Many medical studies on HRT have been published over the past 10 years that have received a great deal of negative publicity. As a result, many women have been reluctant to use HRT.

However, it could be argued that the data within the studies was misleading. For example, if you read an article that says using combined HRT for five years increases your risk of developing breast cancer by 60%, you may be alarmed.

While this is statistically true, the average risk of developing breast cancer without other contributory risk factors (your annual baseline risk) is very small, at just 1%. This means that using HRT for five years would only increase the average risk from 1% to 1.6%.

Breast cancer

Cancer Research UK summarises the breast cancer risk associated with HRT as follows:

  • Research has shown that taking HRT does increase breast cancer risk.
  • Combined HRT increases breast cancer risk more than oestrogen-only HRT.
  • Women taking combined HRT have double the breast cancer risk of women who do not take HRT.
  • The longer you take HRT, the more your breast cancer risk increases.


  • Your risk appears to return to normal within five years of stopping taking HRT.

Read more about HRT and breast cancer risk on the Cancer Research UK website.

Due to the associated risk of breast cancer, it is important to attend all your breast-screening appointments if you are taking HRT.

Ovarian cancer

Cancer Research UK summarises the ovarian cancer risk associated with HRT as follows:

  • Research has shown that taking HRT slightly increases the risk of developing ovarian cancer.
  • The longer HRT is taken, the more the risk increases.


  • When HRT is stopped, risk returns to normal over the course of a few years.

Read more about HRT and ovarian cancer risk on the Cancer Research UK website.

Womb cancer

If you take progestogen as directed, there is no increased risk of developing womb (uterus) cancer, which is sometimes referred to as endometrial cancer.

It is very important you take progestogen as directed, because only taking oestrogen will significantly increase your risk of developing womb cancer.

Combined HRT does not increase the risk of womb cancer.

Stroke and heart attacks

The latest analysis from Women’s Health Concern regarding the risk of heart disease and stroke for women taking HRT states that:

  • the risk of stroke is increased in women who smoke and are overweight
  • women starting HRT and aged below 60 are not at an increased risk of stroke
  • HRT is not recommended for women with a history of stroke or deep vein thrombosis (DVT)

Speak to your GP if you are taking HRT and are worried about the risk of stroke or heart disease.

“The night sweats really got me”

Barbara Hunt, a retired civil servant from Canterbury, Kent, has had a rollercoaster ride with the menopause and HRT.

“I was 51 when I had my first hot flush. My periods had been erratic for six months, so I realised I was approaching the menopause. Then the flushes started with a vengeance.

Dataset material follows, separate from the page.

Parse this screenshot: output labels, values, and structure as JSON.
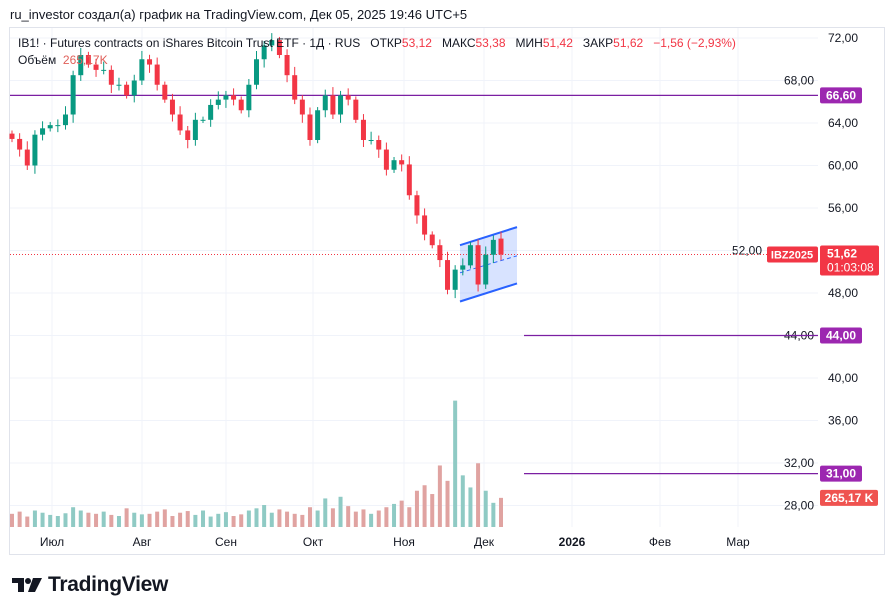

“My GP immediately suggested HRT. This was when it was being hailed as the wonder drug. I started off with patches. I still had periods, but at least the flushes went away.

“After four years, I heard about its possible side effects and decided to stop taking it. The flushes returned and I got night sweats, too. Heat would suddenly engulf me, then disappear just as quickly. The night sweats were really hard. I was waking up every half-hour and got so little sleep that going back on HRT seemed my only option.

“I started taking it again. To my relief, the flushes and sweats are a thing of the past. I’m now trying to wean myself off the patches by cutting a third off them each time. Having gone on HRT, it seems to be such a tough job to get off it. I sometimes wonder whether, if I’d never taken it, the flushes might be over by now.”